Remember to put the plug wires back on the same order you took them off. If you are replacing the wires all together then make sure you put the new ones on at the distributor (assuming your car has one) and each plug in the same order. At the distributor the spark plug sequence is 1-3-4-2 clockwise from the #1 timing mark. #1 sparkplug/cylinder is on the passengers side of the engine, #4 is on the drivers side.
Good Luck,
John


_Modified by bearing01 at 6:42 PM 9-10-2004_


----------



## BORA RSI (Oct 19, 2001)

*Re: How hard is it to replace sparkplugs on a 2001 jetta 2.0? (bearing01)*

Thanks John for the great write up. I will change them this weekend and see how it goes. also another question which spark plugs are good OEM. or which ones. I know of NKG and some BOSCH but have no idea what is the difference.








Thanks again


----------



## bearing01 (May 27, 2004)

*Re: How hard is it to replace sparkplugs on a 2001 jetta 2.0? (BORA RSI)*

Different people will have different opinions. If you go to an autoparts store like Kragen or Pepboys and tell them the year and make of your car they will provide you a list of a couple different sets of spark plugs to choose from.
Many people go for the Bosch Platinum 4's because they're $5 / plug and supposingly the best thing since slice bread. From what I have read the 4's are overkill for our 2.0L. I tried the platinum 2's (Bosch 4301 @$4/each) and ended up taking them out and going with the Bosch Copper (Bosch 7572 @$1/each). 
I'm sure there are others out there that will swear by NGK. The best rule of thumb is to put back in what ever brand/part number you took out. You can't go wrong with plugs form the dealer and they may be reasonably priced as well.


----------



## BORA RSI (Oct 19, 2001)

*Re: How hard is it to replace sparkplugs on a 2001 jetta 2.0? (bearing01)*

I went to the dealer and got the OEM ones they are made by NGK and are verry cool looking as well.

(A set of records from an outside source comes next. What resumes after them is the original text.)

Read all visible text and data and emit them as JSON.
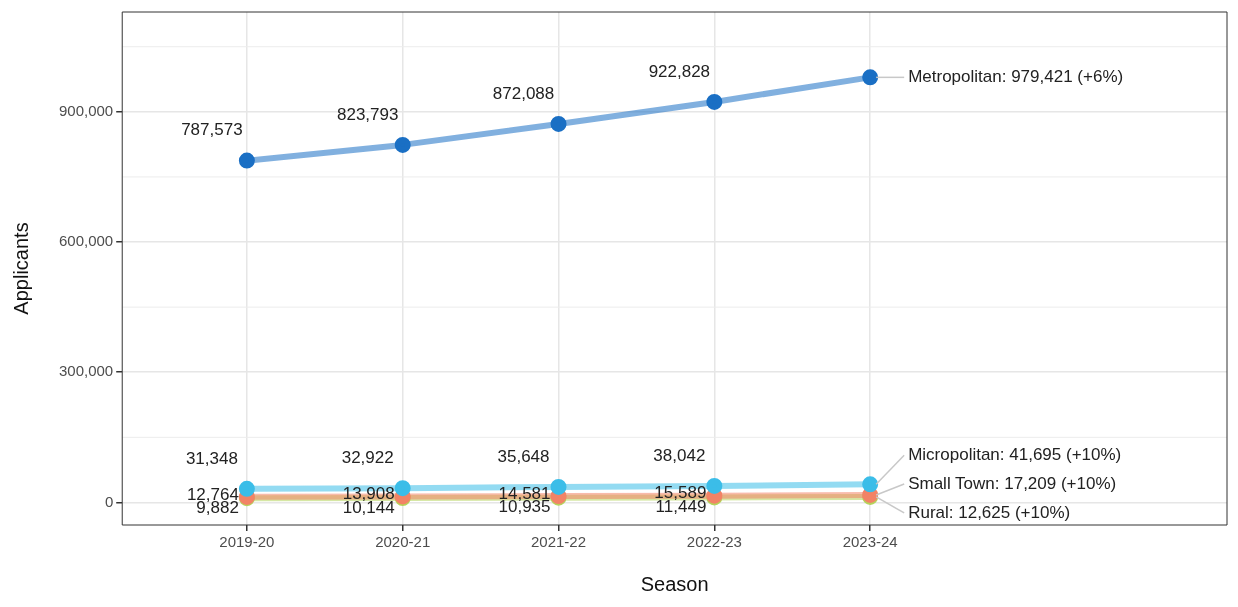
{
  "chart_data": {
    "type": "line",
    "xlabel": "Season",
    "ylabel": "Applicants",
    "categories": [
      "2019-20",
      "2020-21",
      "2021-22",
      "2022-23",
      "2023-24"
    ],
    "ylim": [
      -52000,
      1130000
    ],
    "yticks": [
      {
        "value": 0,
        "label": "0"
      },
      {
        "value": 300000,
        "label": "300,000"
      },
      {
        "value": 600000,
        "label": "600,000"
      },
      {
        "value": 900000,
        "label": "900,000"
      }
    ],
    "grid": true,
    "legend": false,
    "marker": "circle",
    "line_style": "solid",
    "series": [
      {
        "color": "#1a6fc4",
        "values": [
          787573,
          823793,
          872088,
          922828,
          979421
        ],
        "value_labels": [
          "787,573",
          "823,793",
          "872,088",
          "922,828",
          null
        ]
      },
      {
        "color": "#3bbde8",
        "values": [
          31348,
          32922,
          35648,
          38042,
          41695
        ],
        "value_labels": [
          "31,348",
          "32,922",
          "35,648",
          "38,042",
          null
        ]
      },
      {
        "color": "#f28366",
        "values": [
          12764,
          13908,
          14581,
          15589,
          17209
        ],
        "value_labels": [
          "12,764",
          "13,908",
          "14,581",
          "15,589",
          null
        ]
      },
      {
        "color": "#b5d35a",
        "values": [
          9882,
          10144,
          10935,
          11449,
          12625
        ],
        "value_labels": [
          "9,882",
          "10,144",
          "10,935",
          "11,449",
          null
        ]
      }
    ],
    "annotations": [
      {
        "text": "Metropolitan: 979,421 (+6%)",
        "x": "2023-24",
        "y": 979421
      },
      {
        "text": "Micropolitan: 41,695 (+10%)",
        "x": "2023-24",
        "y": 41695
      },
      {
        "text": "Small Town: 17,209 (+10%)",
        "x": "2023-24",
        "y": 17209
      },
      {
        "text": "Rural: 12,625 (+10%)",
        "x": "2023-24",
        "y": 12625
      }
    ]
  }
}
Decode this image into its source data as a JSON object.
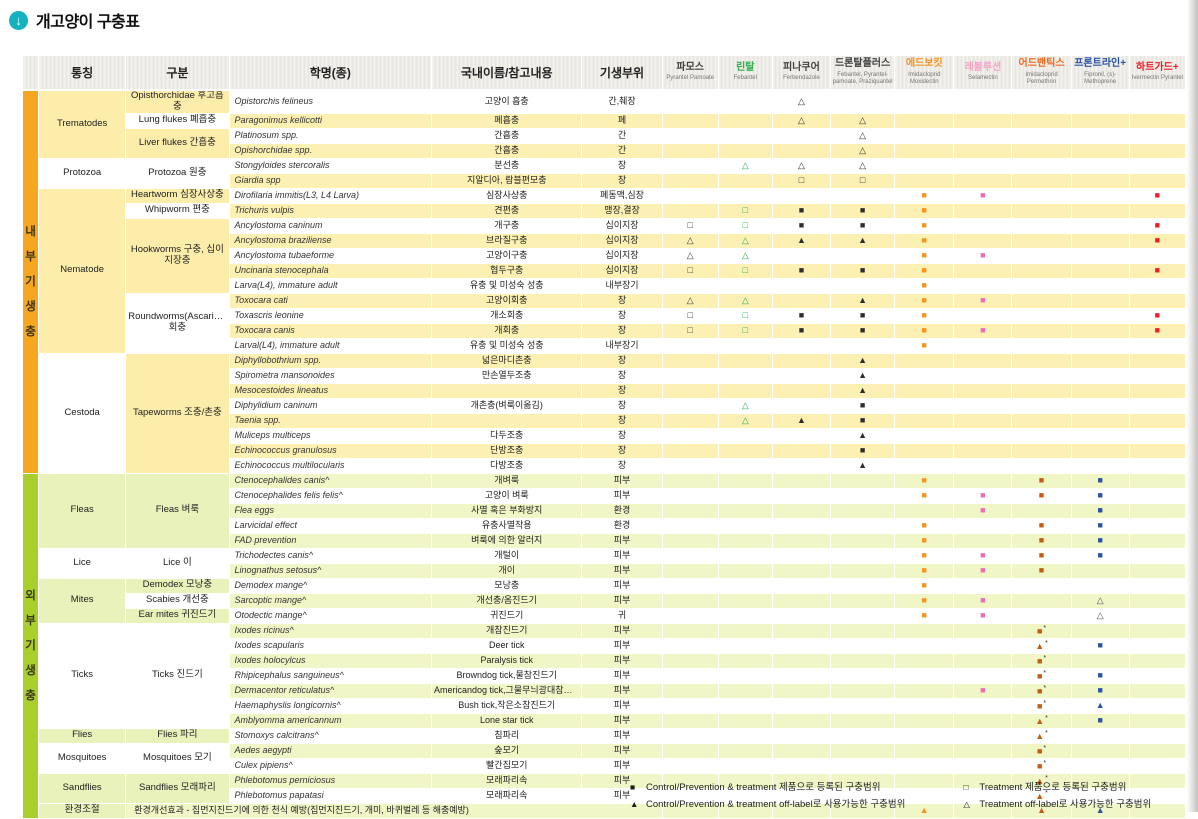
{
  "title": "개고양이 구충표",
  "title_icon": "down-arrow-circle",
  "title_icon_color": "#14b2c0",
  "columns": [
    "통칭",
    "구분",
    "학명(종)",
    "국내이름/참고내용",
    "기생부위"
  ],
  "drugs": [
    {
      "name": "파모스",
      "sub": "Pyrantel Pamoate",
      "color": "#3f3f3f",
      "marker": "#3a3a3a"
    },
    {
      "name": "린탈",
      "sub": "Febantel",
      "color": "#2fae4a",
      "marker": "#2fae4a"
    },
    {
      "name": "피나쿠어",
      "sub": "Ferbendazole",
      "color": "#3f3f3f",
      "marker": "#2e2e2e"
    },
    {
      "name": "드론탈플러스",
      "sub": "Febantel, Pyrantel-pamoate, Praziquantel",
      "color": "#3f3f3f",
      "marker": "#2e2e2e"
    },
    {
      "name": "에드보킷",
      "sub": "Imidacloprid Moxidectin",
      "color": "#f7941e",
      "marker": "#f7941e"
    },
    {
      "name": "레볼루션",
      "sub": "Selamectin",
      "color": "#f6a5c9",
      "marker": "#ef6fb7"
    },
    {
      "name": "어드밴틱스",
      "sub": "Imidacloprid Permethrin",
      "color": "#ee6b1f",
      "marker": "#c65c13"
    },
    {
      "name": "프론트라인+",
      "sub": "Fipronil, (s)-Methoprene",
      "color": "#2b53a3",
      "marker": "#2b53a3"
    },
    {
      "name": "하트가드+",
      "sub": "Ivermectin Pyrantel",
      "color": "#ee1c25",
      "marker": "#ee1c25"
    }
  ],
  "sections": [
    {
      "id": "internal",
      "bar_label": "내부기생충",
      "bar_color": "#f7a620",
      "groups": [
        {
          "common": "Trematodes",
          "subgroups": [
            {
              "label": "Opisthorchidae 후고흡충",
              "rows": [
                {
                  "sci": "Opistorchis felineus",
                  "name": "고양이 흡충",
                  "site": "간,췌장",
                  "marks": {
                    "2": "ot"
                  }
                }
              ]
            },
            {
              "label": "Lung flukes 폐흡충",
              "rows": [
                {
                  "sci": "Paragonimus kellicotti",
                  "name": "폐흡충",
                  "site": "폐",
                  "marks": {
                    "2": "ot",
                    "3": "ot"
                  }
                }
              ]
            },
            {
              "label": "Liver flukes 간흡충",
              "rows": [
                {
                  "sci": "Platinosum spp.",
                  "name": "간흡충",
                  "site": "간",
                  "marks": {
                    "3": "ot"
                  }
                },
                {
                  "sci": "Opishorchidae spp.",
                  "name": "간흡충",
                  "site": "간",
                  "marks": {
                    "3": "ot"
                  }
                }
              ]
            }
          ]
        },
        {
          "common": "Protozoa",
          "subgroups": [
            {
              "label": "Protozoa 원충",
              "rows": [
                {
                  "sci": "Stongyloides stercoralis",
                  "name": "분선충",
                  "site": "장",
                  "marks": {
                    "1": "ot",
                    "2": "ot",
                    "3": "ot"
                  }
                },
                {
                  "sci": "Giardia spp",
                  "name": "지알디아, 람블편모충",
                  "site": "장",
                  "marks": {
                    "2": "os",
                    "3": "os"
                  }
                }
              ]
            }
          ]
        },
        {
          "common": "Nematode",
          "subgroups": [
            {
              "label": "Heartworm 심장사상충",
              "rows": [
                {
                  "sci": "Dirofilaria immitis(L3, L4 Larva)",
                  "name": "심장사상충",
                  "site": "폐동맥,심장",
                  "marks": {
                    "4": "fs",
                    "5": "fs",
                    "8": "fs"
                  }
                }
              ]
            },
            {
              "label": "Whipworm 편충",
              "rows": [
                {
                  "sci": "Trichuris vulpis",
                  "name": "견편충",
                  "site": "맹장,결장",
                  "marks": {
                    "1": "os",
                    "2": "fs",
                    "3": "fs",
                    "4": "fs"
                  }
                }
              ]
            },
            {
              "label": "Hookworms 구충, 십이지장충",
              "rows": [
                {
                  "sci": "Ancylostoma caninum",
                  "name": "개구충",
                  "site": "십이지장",
                  "marks": {
                    "0": "os",
                    "1": "os",
                    "2": "fs",
                    "3": "fs",
                    "4": "fs",
                    "8": "fs"
                  }
                },
                {
                  "sci": "Ancylostoma braziliense",
                  "name": "브라질구충",
                  "site": "십이지장",
                  "marks": {
                    "0": "ot",
                    "1": "ot",
                    "2": "ft",
                    "3": "ft",
                    "4": "fs",
                    "8": "fs"
                  }
                },
                {
                  "sci": "Ancylostoma tubaeforme",
                  "name": "고양이구충",
                  "site": "십이지장",
                  "marks": {
                    "0": "ot",
                    "1": "ot",
                    "4": "fs",
                    "5": "fs"
                  }
                },
                {
                  "sci": "Uncinaria stenocephala",
                  "name": "협두구충",
                  "site": "십이지장",
                  "marks": {
                    "0": "os",
                    "1": "os",
                    "2": "fs",
                    "3": "fs",
                    "4": "fs",
                    "8": "fs"
                  }
                },
                {
                  "sci": "Larva(L4), immature adult",
                  "name": "유충 및 미성숙 성충",
                  "site": "내부장기",
                  "marks": {
                    "4": "fs"
                  }
                }
              ]
            },
            {
              "label": "Roundworms(Ascarids) 회충",
              "rows": [
                {
                  "sci": "Toxocara cati",
                  "name": "고양이회충",
                  "site": "장",
                  "marks": {
                    "0": "ot",
                    "1": "ot",
                    "3": "ft",
                    "4": "fs",
                    "5": "fs"
                  }
                },
                {
                  "sci": "Toxascris leonine",
                  "name": "개소회충",
                  "site": "장",
                  "marks": {
                    "0": "os",
                    "1": "os",
                    "2": "fs",
                    "3": "fs",
                    "4": "fs",
                    "8": "fs"
                  }
                },
                {
                  "sci": "Toxocara canis",
                  "name": "개회충",
                  "site": "장",
                  "marks": {
                    "0": "os",
                    "1": "os",
                    "2": "fs",
                    "3": "fs",
                    "4": "fs",
                    "5": "fs",
                    "8": "fs"
                  }
                },
                {
                  "sci": "Larval(L4), immature adult",
                  "name": "유충 및 미성숙 성충",
                  "site": "내부장기",
                  "marks": {
                    "4": "fs"
                  }
                }
              ]
            }
          ]
        },
        {
          "common": "Cestoda",
          "subgroups": [
            {
              "label": "Tapeworms 조충/촌충",
              "rows": [
                {
                  "sci": "Diphyllobothrium spp.",
                  "name": "넓은마디촌충",
                  "site": "장",
                  "marks": {
                    "3": "ft"
                  }
                },
                {
                  "sci": "Spirometra mansonoides",
                  "name": "만손열두조충",
                  "site": "장",
                  "marks": {
                    "3": "ft"
                  }
                },
                {
                  "sci": "Mesocestoides lineatus",
                  "name": "",
                  "site": "장",
                  "marks": {
                    "3": "ft"
                  }
                },
                {
                  "sci": "Diphylidium caninum",
                  "name": "개촌충(벼룩이옮김)",
                  "site": "장",
                  "marks": {
                    "1": "ot",
                    "3": "fs"
                  }
                },
                {
                  "sci": "Taenia spp.",
                  "name": "",
                  "site": "장",
                  "marks": {
                    "1": "ot",
                    "2": "ft",
                    "3": "fs"
                  }
                },
                {
                  "sci": "Muliceps multiceps",
                  "name": "다두조충",
                  "site": "장",
                  "marks": {
                    "3": "ft"
                  }
                },
                {
                  "sci": "Echinococcus granulosus",
                  "name": "단방조충",
                  "site": "장",
                  "marks": {
                    "3": "fs"
                  }
                },
                {
                  "sci": "Echinococcus multilocularis",
                  "name": "다방조충",
                  "site": "장",
                  "marks": {
                    "3": "ft"
                  }
                }
              ]
            }
          ]
        }
      ]
    },
    {
      "id": "external",
      "bar_label": "외부기생충",
      "bar_color": "#a8cf2a",
      "groups": [
        {
          "common": "Fleas",
          "subgroups": [
            {
              "label": "Fleas 벼룩",
              "rows": [
                {
                  "sci": "Ctenocephalides canis^",
                  "name": "개벼룩",
                  "site": "피부",
                  "marks": {
                    "4": "fs",
                    "6": "fs",
                    "7": "fs"
                  }
                },
                {
                  "sci": "Ctenocephalides felis felis^",
                  "name": "고양이 벼룩",
                  "site": "피부",
                  "marks": {
                    "4": "fs",
                    "5": "fs",
                    "6": "fs",
                    "7": "fs"
                  }
                },
                {
                  "sci": "Flea eggs",
                  "name": "사멸 혹은 부화방지",
                  "site": "환경",
                  "marks": {
                    "5": "fs",
                    "7": "fs"
                  }
                },
                {
                  "sci": "Larvicidal effect",
                  "name": "유충사멸작용",
                  "site": "환경",
                  "marks": {
                    "4": "fs",
                    "6": "fs",
                    "7": "fs"
                  }
                },
                {
                  "sci": "FAD prevention",
                  "name": "벼룩에 의한 알러지",
                  "site": "피부",
                  "marks": {
                    "4": "fs",
                    "6": "fs",
                    "7": "fs"
                  }
                }
              ]
            }
          ]
        },
        {
          "common": "Lice",
          "subgroups": [
            {
              "label": "Lice 이",
              "rows": [
                {
                  "sci": "Trichodectes canis^",
                  "name": "개털이",
                  "site": "피부",
                  "marks": {
                    "4": "fs",
                    "5": "fs",
                    "6": "fs",
                    "7": "fs"
                  }
                },
                {
                  "sci": "Linognathus setosus^",
                  "name": "개이",
                  "site": "피부",
                  "marks": {
                    "4": "fs",
                    "5": "fs",
                    "6": "fs"
                  }
                }
              ]
            }
          ]
        },
        {
          "common": "Mites",
          "subgroups": [
            {
              "label": "Demodex 모낭충",
              "rows": [
                {
                  "sci": "Demodex mange^",
                  "name": "모낭충",
                  "site": "피부",
                  "marks": {
                    "4": "fs"
                  }
                }
              ]
            },
            {
              "label": "Scabies 개선충",
              "rows": [
                {
                  "sci": "Sarcoptic mange^",
                  "name": "개선충/옴진드기",
                  "site": "피부",
                  "marks": {
                    "4": "fs",
                    "5": "fs",
                    "7": "ot"
                  }
                }
              ]
            },
            {
              "label": "Ear mites 귀진드기",
              "rows": [
                {
                  "sci": "Otodectic mange^",
                  "name": "귀진드기",
                  "site": "귀",
                  "marks": {
                    "4": "fs",
                    "5": "fs",
                    "7": "ot"
                  }
                }
              ]
            }
          ]
        },
        {
          "common": "Ticks",
          "subgroups": [
            {
              "label": "Ticks 진드기",
              "rows": [
                {
                  "sci": "Ixodes ricinus^",
                  "name": "개참진드기",
                  "site": "피부",
                  "marks": {
                    "6": "fs*"
                  }
                },
                {
                  "sci": "Ixodes scapularis",
                  "name": "Deer tick",
                  "site": "피부",
                  "marks": {
                    "6": "ft*",
                    "7": "fs"
                  }
                },
                {
                  "sci": "Ixodes holocylcus",
                  "name": "Paralysis tick",
                  "site": "피부",
                  "marks": {
                    "6": "fs*"
                  }
                },
                {
                  "sci": "Rhipicephalus sanguineus^",
                  "name": "Browndog tick,물참진드기",
                  "site": "피부",
                  "marks": {
                    "6": "fs*",
                    "7": "fs"
                  }
                },
                {
                  "sci": "Dermacentor reticulatus^",
                  "name": "Americandog tick,그물무늬광대참진드기",
                  "site": "피부",
                  "marks": {
                    "5": "fs",
                    "6": "fs*",
                    "7": "fs"
                  }
                },
                {
                  "sci": "Haemaphyslis longicornis^",
                  "name": "Bush tick,작은소참진드기",
                  "site": "피부",
                  "marks": {
                    "6": "fs*",
                    "7": "ft"
                  }
                },
                {
                  "sci": "Amblyomma americannum",
                  "name": "Lone star tick",
                  "site": "피부",
                  "marks": {
                    "6": "ft*",
                    "7": "fs"
                  }
                }
              ]
            }
          ]
        },
        {
          "common": "Flies",
          "subgroups": [
            {
              "label": "Flies 파리",
              "rows": [
                {
                  "sci": "Stomoxys calcitrans^",
                  "name": "침파리",
                  "site": "피부",
                  "marks": {
                    "6": "ft*"
                  }
                }
              ]
            }
          ]
        },
        {
          "common": "Mosquitoes",
          "subgroups": [
            {
              "label": "Mosquitoes 모기",
              "rows": [
                {
                  "sci": "Aedes aegypti",
                  "name": "숲모기",
                  "site": "피부",
                  "marks": {
                    "6": "fs*"
                  }
                },
                {
                  "sci": "Culex pipiens^",
                  "name": "빨간집모기",
                  "site": "피부",
                  "marks": {
                    "6": "fs*"
                  }
                }
              ]
            }
          ]
        },
        {
          "common": "Sandflies",
          "subgroups": [
            {
              "label": "Sandflies 모래파리",
              "rows": [
                {
                  "sci": "Phlebotomus perniciosus",
                  "name": "모래파리속",
                  "site": "피부",
                  "marks": {
                    "6": "ft*"
                  }
                },
                {
                  "sci": "Phlebotomus papatasi",
                  "name": "모래파리속",
                  "site": "피부",
                  "marks": {
                    "6": "ft*"
                  }
                }
              ]
            }
          ]
        }
      ]
    }
  ],
  "footer_row": {
    "common": "환경조절",
    "note": "환경개선효과 - 집먼지진드기에 의한 천식 예방(집먼지진드기, 개미, 바퀴벌레 등 해충예방)",
    "marks": {
      "4": "ft",
      "6": "ft",
      "7": "ft"
    }
  },
  "legend": {
    "items": [
      {
        "symbol": "■",
        "text": "Control/Prevention & treatment 제품으로 등록된 구충범위"
      },
      {
        "symbol": "▲",
        "text": "Control/Prevention & treatment off-label로 사용가능한 구충범위"
      },
      {
        "symbol": "□",
        "text": "Treatment 제품으로 등록된 구충범위"
      },
      {
        "symbol": "△",
        "text": "Treatment off-label로 사용가능한 구충범위"
      }
    ]
  }
}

I will work on t http://****************.com/smile/emthup.gif hem tomorow. thanks for the great info.


----------



## shftat6 (Oct 9, 2000)

*Re: How hard is it to replace sparkplugs on a 2001 jetta 2.0? (BORA RSI)*

A ratchet, extension, plug socket and a wobble joint to go between the extension and socket and you will be good to go.
I also recommend using anti-seize on the plug threads. Work on the motor when it is cool and don't overtighten the plugs.


----------



## vasillalov (Nov 5, 2003)

*Re: How hard is it to replace sparkplugs on a 2001 jetta 2.0? (shftat6)*

I have a complete DIY with pictures and detailed directions in the 2.0 DIY thread...
If only people looked first


----------